IBRAHIM SHIKAKI, PALESTINIAN ECONOMIC POLICY RESEARCH INSTITUTE: Since Oslo, in the early years of the ’90s, so let’s say ’93, ’94, there was a huge blockade. So a large number of Palestinians lost their job in Israel.
The PA came to the rescue with public sector. That’s why we have something like 160,000, 170,000 Palestinians working in the public sector.
BLUMENTHAL: What kind of resistance activities or resistance posture could the business community in Palestine take in the West Bank specifically?
SHIKAKI: Well, the main thing that businessmen, the economic resistance, if you want to call it, can focus on is definitely boycott. That is one of the main targets that Palestinians should focus on.
TARACHANSKY: But al-Masri believes in dialog. In May he spoke at the World Economic Forum alongside Israeli billionaires, urging for more negotiations.
AL-MASRI: Our worries is because of the status quo–we don’t want the status quo. We don’t want it to stay. We want to leave the status quo and have the two parties engaged, engaged in very useful dialog.

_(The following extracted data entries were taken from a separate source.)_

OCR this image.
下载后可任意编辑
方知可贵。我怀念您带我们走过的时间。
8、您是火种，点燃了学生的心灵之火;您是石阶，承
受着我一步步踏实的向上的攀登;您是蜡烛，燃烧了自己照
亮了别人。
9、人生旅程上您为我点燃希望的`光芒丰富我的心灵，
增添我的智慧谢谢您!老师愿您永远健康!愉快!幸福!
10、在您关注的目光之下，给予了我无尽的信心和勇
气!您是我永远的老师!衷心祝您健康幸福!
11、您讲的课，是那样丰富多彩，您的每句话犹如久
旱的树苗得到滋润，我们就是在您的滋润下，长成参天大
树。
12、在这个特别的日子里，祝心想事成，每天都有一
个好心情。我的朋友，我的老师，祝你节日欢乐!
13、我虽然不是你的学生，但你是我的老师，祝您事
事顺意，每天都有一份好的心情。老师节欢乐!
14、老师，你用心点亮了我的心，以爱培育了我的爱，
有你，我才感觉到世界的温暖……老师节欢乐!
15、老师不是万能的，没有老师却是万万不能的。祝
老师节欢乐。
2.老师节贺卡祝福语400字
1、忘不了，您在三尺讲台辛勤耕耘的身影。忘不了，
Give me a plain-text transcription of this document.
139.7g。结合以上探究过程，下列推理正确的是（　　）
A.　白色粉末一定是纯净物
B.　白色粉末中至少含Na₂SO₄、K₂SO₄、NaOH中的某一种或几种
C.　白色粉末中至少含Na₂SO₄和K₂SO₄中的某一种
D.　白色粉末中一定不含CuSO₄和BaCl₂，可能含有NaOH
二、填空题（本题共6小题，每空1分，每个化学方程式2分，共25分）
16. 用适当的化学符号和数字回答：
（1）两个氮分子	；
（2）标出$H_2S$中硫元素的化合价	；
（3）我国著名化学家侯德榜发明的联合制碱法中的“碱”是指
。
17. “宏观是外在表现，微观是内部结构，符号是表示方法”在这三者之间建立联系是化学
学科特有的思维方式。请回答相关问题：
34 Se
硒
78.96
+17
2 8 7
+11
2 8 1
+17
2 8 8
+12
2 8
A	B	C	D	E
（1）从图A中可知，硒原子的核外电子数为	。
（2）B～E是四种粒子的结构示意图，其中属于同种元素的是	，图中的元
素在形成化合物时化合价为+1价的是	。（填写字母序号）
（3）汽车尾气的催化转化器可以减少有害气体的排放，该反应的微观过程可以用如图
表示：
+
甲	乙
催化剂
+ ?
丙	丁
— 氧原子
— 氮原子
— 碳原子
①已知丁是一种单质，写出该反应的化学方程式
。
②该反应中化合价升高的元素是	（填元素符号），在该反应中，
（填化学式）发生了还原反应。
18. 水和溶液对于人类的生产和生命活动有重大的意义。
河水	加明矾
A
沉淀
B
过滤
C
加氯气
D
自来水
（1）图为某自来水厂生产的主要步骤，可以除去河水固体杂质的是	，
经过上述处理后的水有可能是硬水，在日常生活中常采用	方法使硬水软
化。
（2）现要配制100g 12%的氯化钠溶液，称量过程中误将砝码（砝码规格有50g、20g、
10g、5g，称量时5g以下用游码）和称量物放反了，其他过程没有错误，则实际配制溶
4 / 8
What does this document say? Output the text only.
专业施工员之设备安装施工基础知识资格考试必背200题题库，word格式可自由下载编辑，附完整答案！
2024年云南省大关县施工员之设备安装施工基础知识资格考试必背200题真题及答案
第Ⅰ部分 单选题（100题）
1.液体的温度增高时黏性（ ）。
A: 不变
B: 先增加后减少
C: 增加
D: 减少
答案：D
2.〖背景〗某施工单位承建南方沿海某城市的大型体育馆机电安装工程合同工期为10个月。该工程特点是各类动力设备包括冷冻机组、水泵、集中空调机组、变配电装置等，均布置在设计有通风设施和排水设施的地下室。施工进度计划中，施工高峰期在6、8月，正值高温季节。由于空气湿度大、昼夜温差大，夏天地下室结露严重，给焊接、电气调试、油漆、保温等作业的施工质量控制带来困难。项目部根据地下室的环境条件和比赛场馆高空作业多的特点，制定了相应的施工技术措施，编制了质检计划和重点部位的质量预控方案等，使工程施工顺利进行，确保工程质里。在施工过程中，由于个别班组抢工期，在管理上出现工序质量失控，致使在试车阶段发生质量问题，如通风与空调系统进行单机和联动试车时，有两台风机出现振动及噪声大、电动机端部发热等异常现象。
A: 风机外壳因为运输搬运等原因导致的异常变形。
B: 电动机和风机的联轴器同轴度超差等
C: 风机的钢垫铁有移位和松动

BLUMENTHAL: But people say that you meeting with Rami Levy is a form of normalization.
AL-MASRI: Well, this is [incompr.] Rami Levy, like I’m telling you, Ramy, it’s better for you not to be here, it’s better for you not–this land you are sitting on is stolen land. It’s our land. Then it–and it much better [incompr.] this, that it’s not sitting with him to normalize [incompr.] in a civilized manner, what you’re doing is completely wrong. And you want to have a friendly persuasion.
TARACHANSKY: Earlier you said the culture of resistance in Palestine has been replaced with the culture of the paycheck. Can you explain the thought?
AL-MASRI: Yeah. Well, I mean, we have resisted since the Nakba with the checkpoints, with the borders, with the blockade of Gaza, with the separation, with these thing. They succeeded in making us believe or making us change the resistance into the check culture.
BLUMENTHAL: Do you think these jobs and the kind of economy that’s behind them, this new economy is sustainable?
AL-MASRI: As long as there is no freedom of movements of goods and services, it’s very difficult for an economy to thrive. We export maybe less than $100 million to Israel, and we import–maybe it’s two and a half or three billion dollars of goods and service from Israel. So it’s not balanced at all. We are subsidizing the occupation.
TARACHANSKY: For The Real News, I’m Lia Tarachansky in Nablus, northern West Bank.